Por Tribuna
Um relatório, fornecido pelo Disque-Denúncia ao jornal carioca Extra, mostra que cinco cidades do Sul Fluminense têm condomínio da “Minha Casa, Minha Vida” dominados pelo tráfico de drogas ou por milícias. As cidades apontadas são: Volta Redonda, Barra Mansa, Angra dos Reis, Resende e Barra do Piraí.
Em Barra Mansa, os traficantes expulsaram moradores do condomínio Paraíso de Cima apenas um mês depois de sua inauguração. Em 14 de dezembro do ano passado, numa cerimônia as chaves dos apartamentos começaram a ser entregues.
Duas semanas depois, moradores começaram a procurar a delegacia do município para denunciar que estavam proibidos de entrar em suas casas por ordem do tráfico. No dia 8 de fevereiro, a Polícia Civil fez uma operação no local: três pessoas foram presas em flagrante por tráfico e outras 60 foram conduzidas para a delegacia, já que ocupavam os imóveis ilegalmente.

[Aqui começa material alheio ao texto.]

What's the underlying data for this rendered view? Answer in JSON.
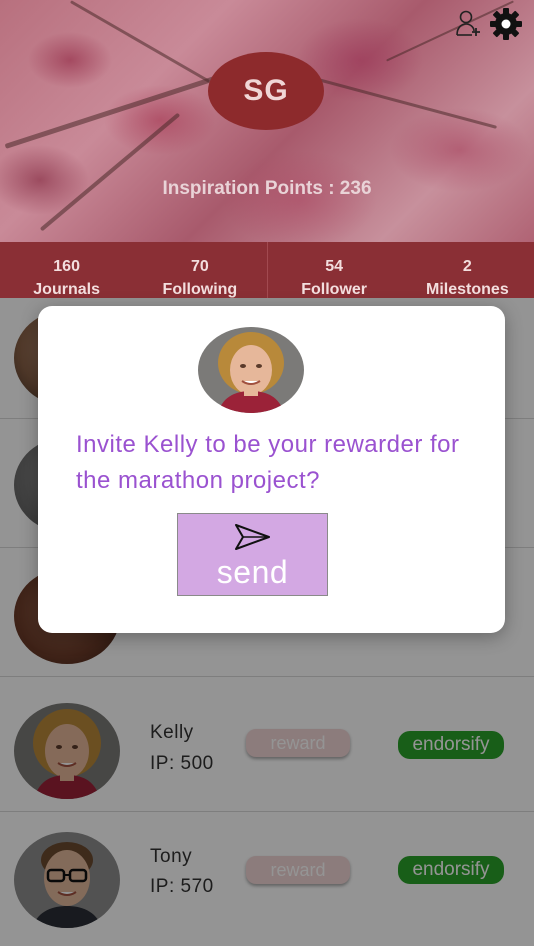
{
  "header": {
    "initials": "SG",
    "inspiration_points_label": "Inspiration Points : 236",
    "icons": {
      "add_user": "add-user-icon",
      "settings": "gear-icon"
    }
  },
  "stats": [
    {
      "value": "160",
      "label": "Journals"
    },
    {
      "value": "70",
      "label": "Following"
    },
    {
      "value": "54",
      "label": "Follower"
    },
    {
      "value": "2",
      "label": "Milestones"
    }
  ],
  "list": [
    {
      "name": "Kelly",
      "ip": "IP: 500",
      "reward_label": "reward",
      "endorse_label": "endorsify"
    },
    {
      "name": "Tony",
      "ip": "IP: 570",
      "reward_label": "reward",
      "endorse_label": "endorsify"
    }
  ],
  "modal": {
    "message": "Invite Kelly to be your rewarder for the marathon project?",
    "send_label": "send"
  },
  "colors": {
    "stats_bar": "#8a2f35",
    "modal_text": "#9a52d0",
    "send_button": "#d3a8e3",
    "endorse_button": "#2aa22a"
  }
}
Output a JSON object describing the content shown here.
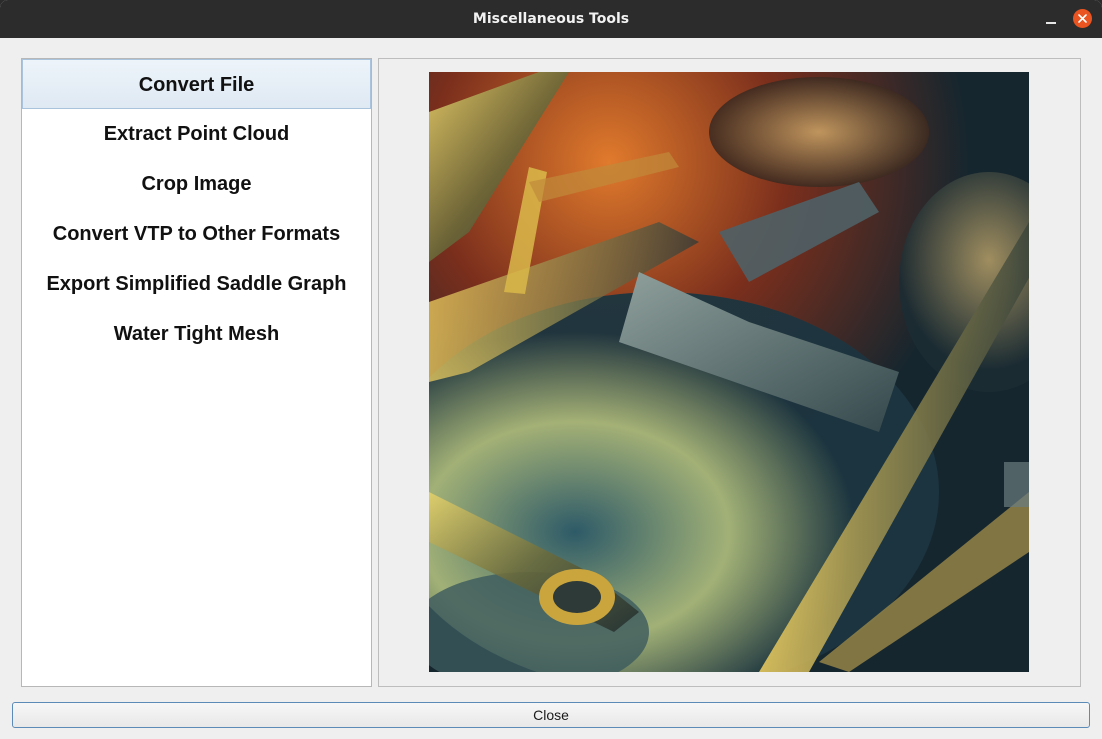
{
  "window": {
    "title": "Miscellaneous Tools"
  },
  "tools": {
    "items": [
      {
        "label": "Convert File",
        "selected": true
      },
      {
        "label": "Extract Point Cloud",
        "selected": false
      },
      {
        "label": "Crop Image",
        "selected": false
      },
      {
        "label": "Convert VTP to Other Formats",
        "selected": false
      },
      {
        "label": "Export Simplified Saddle Graph",
        "selected": false
      },
      {
        "label": "Water Tight Mesh",
        "selected": false
      }
    ]
  },
  "footer": {
    "close_label": "Close"
  },
  "colors": {
    "titlebar": "#2c2c2c",
    "close_accent": "#e95420",
    "selection": "#dfe9f3",
    "button_border": "#5d8bb7"
  },
  "icons": {
    "minimize": "minimize-icon",
    "close": "close-icon"
  }
}
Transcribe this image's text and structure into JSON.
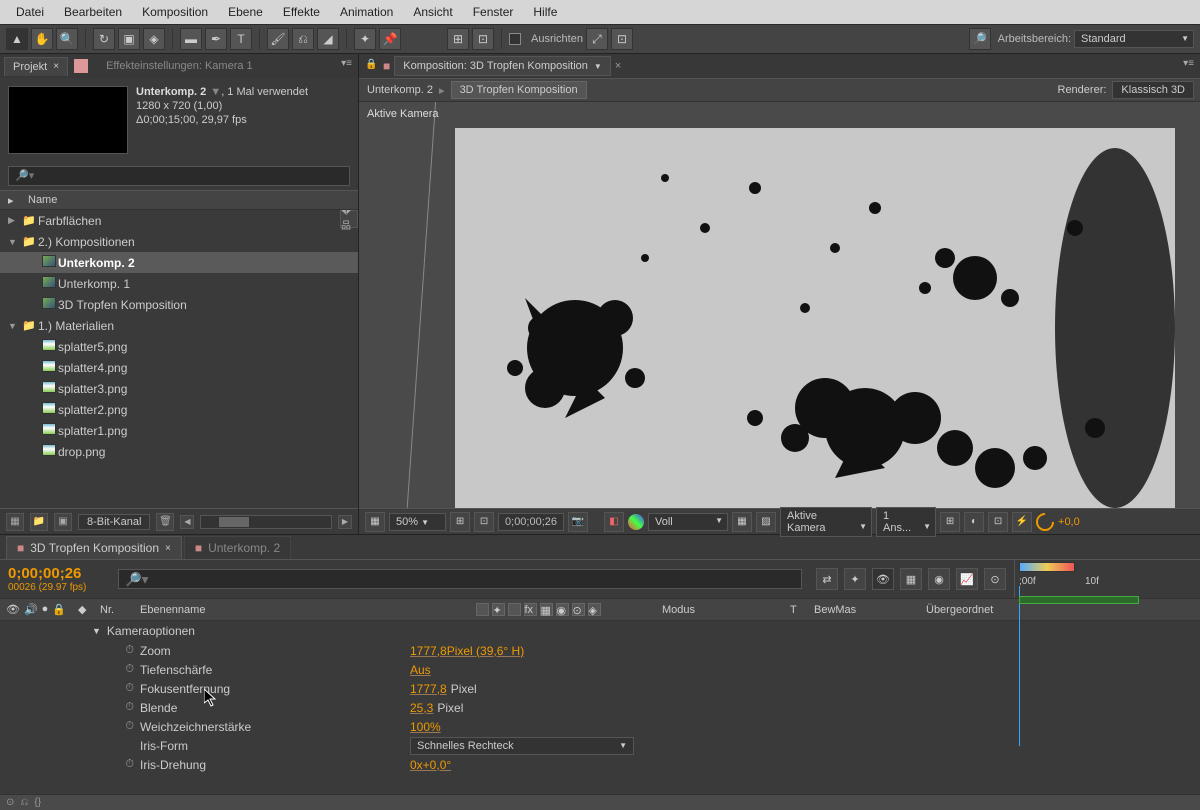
{
  "menu": [
    "Datei",
    "Bearbeiten",
    "Komposition",
    "Ebene",
    "Effekte",
    "Animation",
    "Ansicht",
    "Fenster",
    "Hilfe"
  ],
  "toolbar": {
    "align_label": "Ausrichten",
    "workspace_label": "Arbeitsbereich:",
    "workspace_value": "Standard"
  },
  "project": {
    "tab_label": "Projekt",
    "tab2_label": "Effekteinstellungen: Kamera 1",
    "comp_name": "Unterkomp. 2",
    "comp_usage": ", 1 Mal verwendet",
    "comp_res": "1280 x 720 (1,00)",
    "comp_dur": "Δ0;00;15;00, 29,97 fps",
    "name_header": "Name",
    "bitdepth": "8-Bit-Kanal",
    "items": [
      {
        "type": "folder",
        "name": "Farbflächen",
        "indent": 0,
        "open": false
      },
      {
        "type": "folder",
        "name": "2.) Kompositionen",
        "indent": 0,
        "open": true
      },
      {
        "type": "comp",
        "name": "Unterkomp. 2",
        "indent": 1,
        "sel": true
      },
      {
        "type": "comp",
        "name": "Unterkomp. 1",
        "indent": 1
      },
      {
        "type": "comp",
        "name": "3D Tropfen Komposition",
        "indent": 1
      },
      {
        "type": "folder",
        "name": "1.) Materialien",
        "indent": 0,
        "open": true
      },
      {
        "type": "img",
        "name": "splatter5.png",
        "indent": 1
      },
      {
        "type": "img",
        "name": "splatter4.png",
        "indent": 1
      },
      {
        "type": "img",
        "name": "splatter3.png",
        "indent": 1
      },
      {
        "type": "img",
        "name": "splatter2.png",
        "indent": 1
      },
      {
        "type": "img",
        "name": "splatter1.png",
        "indent": 1
      },
      {
        "type": "img",
        "name": "drop.png",
        "indent": 1
      }
    ]
  },
  "viewer": {
    "tab_label": "Komposition: 3D Tropfen Komposition",
    "breadcrumb1": "Unterkomp. 2",
    "breadcrumb2": "3D Tropfen Komposition",
    "renderer_label": "Renderer:",
    "renderer_value": "Klassisch 3D",
    "active_cam": "Aktive Kamera",
    "zoom": "50%",
    "timecode": "0;00;00;26",
    "quality": "Voll",
    "view": "Aktive Kamera",
    "views_count": "1 Ans...",
    "exposure": "+0,0"
  },
  "timeline": {
    "tab1": "3D Tropfen Komposition",
    "tab2": "Unterkomp. 2",
    "big_tc": "0;00;00;26",
    "small_tc": "00026 (29.97 fps)",
    "ruler_marks": [
      ";00f",
      "10f"
    ],
    "cols": {
      "nr": "Nr.",
      "name": "Ebenenname",
      "mode": "Modus",
      "t": "T",
      "bm": "BewMas",
      "parent": "Übergeordnet"
    },
    "cam_group": "Kameraoptionen",
    "props": [
      {
        "name": "Zoom",
        "val": "1777,8",
        "suffix": "Pixel (39,6° H)",
        "link": true
      },
      {
        "name": "Tiefenschärfe",
        "val": "Aus",
        "link": true
      },
      {
        "name": "Fokusentfernung",
        "val": "1777,8",
        "unit": "Pixel",
        "link": true
      },
      {
        "name": "Blende",
        "val": "25,3",
        "unit": "Pixel",
        "link": true
      },
      {
        "name": "Weichzeichnerstärke",
        "val": "100%",
        "link": true
      },
      {
        "name": "Iris-Form",
        "select": "Schnelles Rechteck"
      },
      {
        "name": "Iris-Drehung",
        "val": "0x+0,0°",
        "link": true
      }
    ]
  }
}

Em Volta Redonda, as áreas mais perigosas são nos bairros Vila Rica-Três Pocos, Santa Cruz e Roma. A PM fez dezenas de operações para coibir a ação dos marginais: “Cada conjunto tem uma facção determinada. Moradores relatam que os visitantes têm que entrar com faróis apagados e luz de dentro do veículo acessa”, contou uma fonte policial.
Já em Resende a região do Acesso Oeste, Cidade Alegria e Fazenda da Barra são mais críticas. Na semana passada, um jovem de 20 anos – que era homossexual – morreu espancado. A polícia investiga se o crime bárbaro foi cometido por traficante da área da Morada da Barra.
Já em Angra dos Reis os “predinhos” da Banquete, como é conhecido pelos moradores, tem o maior número de ocorrência, assim como o Parque Mambucaba.
O jornal Extra questionou os ministérios da Justiça, do Desenvolvimento Regional e a Caixa Econômica sobre iniciativas para combater o avanço do crime sobre os condomínios, mas não recebeu resposta.
Já a PM alegou que “não há planos ou projetos para criação de bases fixas dentro de unidades do ‘Minha casa, minha vida’ ou qualquer outro conglomerado habitacional”.
No entanto, segundo a corporação, “as unidades operacionais estão orientadas em empregar os esforços de seu efetivo em um policiamento ostensivo e preventivo com o objetivo de coibir práticas delituosas”.